If your sirloin tip roast is less than 3lbs, I would suggest going with a lower temperature. You can keep it at 180°F. Remember, there are a lot of grills and smokers that struggle with such low temps so you will need to keep an eye on this and make sure that the proper temp is maintained.
There are also people who like to start at 250°F and then smoke it at this temperature for about one and a half to two hours. This allows you to get crispy exterior. Then, they go down to 180°F or even lower to ensure that they don't overcook the meat. This lower temperature is also great for a stronger smoke flavor as well.
Here are the guidelines to follow while smoking:
Now, your smoked sirloin tip cut isn't going to have much of a fat cap. However, as I explained before, even the thin layer of fat can go a long way in keeping your lean cut tender and moist.
While there can be a great deal of debate about whether the fat should be facing up and down, there is actually a simple answer. The fat layer should be facing the direction of the heat source.
So, check your smoker or your grill and determine which direction the heat is coming from. It is as simple as that.
The last thing that you want to do is to overcook this cut. Keeping it in the smoker for even a little bit longer than you should can result in a very tough cut.
The sirloin tip roast is typically cooked to medium rare - an internal temperature of around 135°F. I would advise you to not let the roast cook any further than this.
This means that you need to use an instant read or digital thermometer here. It isn't enough to just monitor the cooking time as you can get it wrong quite easily. Instead, keep a careful eye on the temperature.
Now, as you may be aware there is a phenomenon known as carryover cooking. This is where the temperature of the meat continues to rise even after it is taken off the heat source. The beef can go up as much as 10 degrees before cooling down.
It is due to this that I would suggest taking your roast out at the 125°F mark. If this feels a little rare to use, do it at 135°F instead.
There are some people who like to treat this section like a steak. Thus, they reverse sear it - this is where the meat is placed on a very hot grill for a short period of time. This creates a charred exterior which can add quite a bit of flavor.
So, is this something that you should try?
I'm not a big fan of reverse searing such a large section, but this is up to you. And, if you are curious about the results, it is certainly an experiment that you should carry out.
I will give you one piece of advice, though. Make sure to take this roast off the smoker at the right time, though, so it can still be medium rare once cooked at a higher temperature. To avoid making any mistakes, do this at 125°F.
And, even while searing the meat, watch the internal temp as this will let you know precisely when to take the meat off the grill.
Always rest the section - this allows the meat to reabsorb and distribute any juices that have been lost during the process. In the recipe, I have mentioned 10 minutes but letting it rest for a little longer certainly can't hurt.
Remember, the larger the section, the more time that it needs to rest. I really wouldn't rush this process if I were you.

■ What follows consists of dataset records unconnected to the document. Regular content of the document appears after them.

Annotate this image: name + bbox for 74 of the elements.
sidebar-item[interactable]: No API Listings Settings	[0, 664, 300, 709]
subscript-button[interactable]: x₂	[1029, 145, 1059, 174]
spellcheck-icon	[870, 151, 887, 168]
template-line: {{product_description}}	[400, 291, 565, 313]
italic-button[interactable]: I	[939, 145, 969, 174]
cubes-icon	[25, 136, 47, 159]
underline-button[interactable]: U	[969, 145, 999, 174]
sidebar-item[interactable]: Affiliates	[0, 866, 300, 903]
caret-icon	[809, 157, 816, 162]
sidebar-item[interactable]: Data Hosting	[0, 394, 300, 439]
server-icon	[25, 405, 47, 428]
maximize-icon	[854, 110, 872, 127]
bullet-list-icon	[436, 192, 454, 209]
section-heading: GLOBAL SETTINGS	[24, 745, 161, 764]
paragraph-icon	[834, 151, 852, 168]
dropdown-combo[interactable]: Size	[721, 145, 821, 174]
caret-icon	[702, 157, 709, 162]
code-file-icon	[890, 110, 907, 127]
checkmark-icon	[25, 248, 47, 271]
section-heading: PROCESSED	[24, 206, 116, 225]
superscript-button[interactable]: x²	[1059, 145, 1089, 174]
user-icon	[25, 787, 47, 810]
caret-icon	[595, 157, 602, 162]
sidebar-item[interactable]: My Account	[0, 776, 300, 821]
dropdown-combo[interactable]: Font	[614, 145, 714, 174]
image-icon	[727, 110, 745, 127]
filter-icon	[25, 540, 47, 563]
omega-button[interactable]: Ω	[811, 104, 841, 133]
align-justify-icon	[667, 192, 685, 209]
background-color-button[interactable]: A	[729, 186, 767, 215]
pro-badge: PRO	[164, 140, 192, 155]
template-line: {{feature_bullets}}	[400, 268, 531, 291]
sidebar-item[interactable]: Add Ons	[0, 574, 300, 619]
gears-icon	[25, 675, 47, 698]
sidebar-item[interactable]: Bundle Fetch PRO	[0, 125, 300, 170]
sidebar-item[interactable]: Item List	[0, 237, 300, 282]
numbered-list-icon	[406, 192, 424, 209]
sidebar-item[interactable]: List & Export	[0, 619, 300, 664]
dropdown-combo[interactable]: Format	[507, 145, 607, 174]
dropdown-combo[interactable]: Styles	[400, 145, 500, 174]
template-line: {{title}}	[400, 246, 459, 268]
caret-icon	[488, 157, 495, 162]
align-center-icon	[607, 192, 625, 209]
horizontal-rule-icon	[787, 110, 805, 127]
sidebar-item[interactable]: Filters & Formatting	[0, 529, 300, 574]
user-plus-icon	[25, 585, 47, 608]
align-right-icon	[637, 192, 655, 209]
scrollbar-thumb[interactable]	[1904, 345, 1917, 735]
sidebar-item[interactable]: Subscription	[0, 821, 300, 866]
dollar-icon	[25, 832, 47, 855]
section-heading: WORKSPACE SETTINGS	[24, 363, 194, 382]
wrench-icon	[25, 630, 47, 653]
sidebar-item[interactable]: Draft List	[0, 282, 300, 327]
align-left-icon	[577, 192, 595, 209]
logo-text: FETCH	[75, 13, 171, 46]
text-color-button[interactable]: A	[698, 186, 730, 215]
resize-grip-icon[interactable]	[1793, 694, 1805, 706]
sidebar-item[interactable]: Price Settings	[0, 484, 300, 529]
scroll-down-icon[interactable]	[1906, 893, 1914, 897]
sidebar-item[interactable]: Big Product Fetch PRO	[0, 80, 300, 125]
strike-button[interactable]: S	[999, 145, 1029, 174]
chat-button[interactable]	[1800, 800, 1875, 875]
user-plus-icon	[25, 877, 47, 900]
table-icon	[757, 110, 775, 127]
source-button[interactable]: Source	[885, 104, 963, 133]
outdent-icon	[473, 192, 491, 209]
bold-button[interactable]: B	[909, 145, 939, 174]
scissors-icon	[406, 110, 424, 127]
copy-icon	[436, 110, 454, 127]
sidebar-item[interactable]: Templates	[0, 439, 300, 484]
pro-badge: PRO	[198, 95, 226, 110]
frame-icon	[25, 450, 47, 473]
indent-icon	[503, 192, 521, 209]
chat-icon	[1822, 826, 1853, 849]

Here, it is all about cutting the beef as thin as possible. This ensures that each slice - and each - bit will be nice and tender. Avoid going for larger blocks as this can ruin the effect a little.
If serving for a large group, make sure to cut into lots of thin slices beforehand.
Smoked sirloin tip roast may sound like unusual fare but it is certainly a dish that you are going to want to try out. And, now you know exactly what you need to do too!